Manuscrits sources[modifier | modifier le code]

Les Hermeneumata ont été retrouvé à partir d'une trentaine de manuscrits du Moyen Âge[1], parmi lesquels [2] :

  • manuscrit 902 de l'abbaye de Saint-Gall du Xe-XIe siècle
  • manuscrit de Leyde du XIe siècle. Cet exemplaire donne une date de 207 ap. J.-C.
  • manuscrits H 306 de l'école de Médecine de Montpellier du début du IXe siècle, et H 103, copie conforme du précédent datant du XVIe siècle.

Le manuscrit de Saint-Gall fait précéder les Hermeneumata par une grammaire que son titre attribue à Dosithée Magister. Toutefois, la postposition des Hermeneumata ne parait pas une preuve suffisante pour les attribuer à Dosithée, d'où leur qualification de Pseudodositheana[3]. Le manuscrit H306, le plus ancien texte conservé est d'après la prononciation des mots grecs la copie d'un manuscrit disparu du Ve ou du VIe siècle[1].

Contenu[modifier | modifier le code]

Il est formé de deux glossaires, l'un alphabétique, l'autre thématique (qui sont les plus anciens latin/grec connus). Le glossaire thématique contient près de 30000 mots, sur le nom des dieux, les signes célestes, les temples, les jours de fêtes, les spectacles, les magistratures, l'armée, l'or et l'argent, les vêtements, les couleurs, les médicaments, les oiseaux, les arbres. Le vocabulaire relatif à la mort ou les malheurs est toutefois absent. Un mot est parfois traduit par deux ou trois équivalents[4].

Une série de textes d'applications suit le dictionnaire, qui racontent en termes enfantins la journée d'un élève et de son maître. Il y a huit parties, le lever, l'école, le travail, les relations sociales, le déjeuner, la préparation du travail du soir, le bain, le diner, et le coucher[4]. La pédagogie est basée sur une compréhension immédiate des phrases qui sont extrêmement simples, le plus souvent réduites à un verbe, son sujet et son complément. Il n'y a pas d'explications grammaticales : les conjugaisons sont simplement récitées, certaines phrases ne formant pas un récit avec la précédente mais une variation sur un thème grammatical (changement de pronom, de temps, etc.)

Exemple :

3. Πρῶτον ἀσπάζομαι τὸν διδάσκαλον, ὃς ἐμὲ ἀντησπάσατο. χαῖρε διδάσκαλε. χαίρετε συμμαθηταί. μαθηταί. συμμαθηταί, τόπον ἐμοὶ δότε ἐμόν. βάθρον. ὑποπόδιον. δίφρος. σύναγέ σε.

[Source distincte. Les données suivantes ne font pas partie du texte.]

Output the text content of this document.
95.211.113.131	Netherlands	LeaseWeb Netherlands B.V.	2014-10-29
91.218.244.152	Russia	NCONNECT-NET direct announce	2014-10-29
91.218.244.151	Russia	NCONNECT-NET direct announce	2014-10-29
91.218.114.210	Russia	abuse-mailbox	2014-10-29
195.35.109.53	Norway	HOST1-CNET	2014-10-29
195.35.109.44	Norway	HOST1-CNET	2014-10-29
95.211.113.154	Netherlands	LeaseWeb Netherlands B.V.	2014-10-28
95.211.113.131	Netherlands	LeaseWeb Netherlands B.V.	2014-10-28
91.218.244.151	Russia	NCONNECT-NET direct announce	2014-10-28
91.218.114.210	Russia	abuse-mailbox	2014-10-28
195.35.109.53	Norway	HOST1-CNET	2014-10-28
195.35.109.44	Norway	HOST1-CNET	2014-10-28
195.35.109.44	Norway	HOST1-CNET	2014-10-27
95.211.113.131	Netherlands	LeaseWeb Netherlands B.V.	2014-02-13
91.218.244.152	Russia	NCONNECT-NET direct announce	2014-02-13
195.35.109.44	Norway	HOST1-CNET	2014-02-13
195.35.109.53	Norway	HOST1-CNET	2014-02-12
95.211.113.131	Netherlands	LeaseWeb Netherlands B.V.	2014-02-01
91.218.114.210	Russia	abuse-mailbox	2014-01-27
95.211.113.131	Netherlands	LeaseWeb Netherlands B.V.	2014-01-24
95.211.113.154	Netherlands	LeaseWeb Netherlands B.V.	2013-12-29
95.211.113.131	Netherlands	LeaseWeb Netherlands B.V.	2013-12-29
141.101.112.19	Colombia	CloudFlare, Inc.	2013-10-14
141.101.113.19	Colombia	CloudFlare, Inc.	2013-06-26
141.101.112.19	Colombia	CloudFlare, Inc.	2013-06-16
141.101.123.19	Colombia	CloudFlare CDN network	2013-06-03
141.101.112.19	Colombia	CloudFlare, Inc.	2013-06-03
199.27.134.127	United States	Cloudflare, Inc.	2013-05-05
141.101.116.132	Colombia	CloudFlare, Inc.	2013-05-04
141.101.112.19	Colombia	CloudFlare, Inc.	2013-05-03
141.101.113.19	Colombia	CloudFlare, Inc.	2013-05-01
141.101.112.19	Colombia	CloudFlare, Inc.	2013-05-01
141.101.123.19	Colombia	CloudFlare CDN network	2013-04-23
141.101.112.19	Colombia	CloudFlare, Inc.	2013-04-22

3. Primum saluto magistrum, qui me resalutavit. ave magister. avete condiscipuli. discipuli. condiscipuli, locum mihi date meum. scamnum. scamellum. sella. densa te.

3. D'abord je salue le maître, qui me salue à son tour. Bonjour maître. Bonjour camarades. Les élèves. Camarades, donnez-moi ma place. Le banc. Le petit banc. La chaise. Tu es serré.

Notes et références[modifier | modifier le code]

  1. a et b Gayraud 2010, p. 36
  2. Boucherie 1868, p. 271
  3. Boucherie 1868, p. 271-272
  4. a et b Gayraud 2010, p. 37

Bibliographie[modifier | modifier le code]

  • Boucherie, « Étude sur les Hermèneumata du Ms. 306 de la bibliothèque de l'École de Médecine de Montpellier », Comptes rendus des séances de l'Académie des Inscriptions et Belles-Lettres,‎ 1868, p. 270-277 (lire en ligne)
  • Michel Gayraud, « L'apprentissage du grec et du latin dans l'empire romain d'après un manuscrit de la Bibliothèque Universitaire de Montpellier », Séance publique du 1er février 2010, Académie des Sciences et Lettres de Montpellier,‎ 2010 (lire en ligne)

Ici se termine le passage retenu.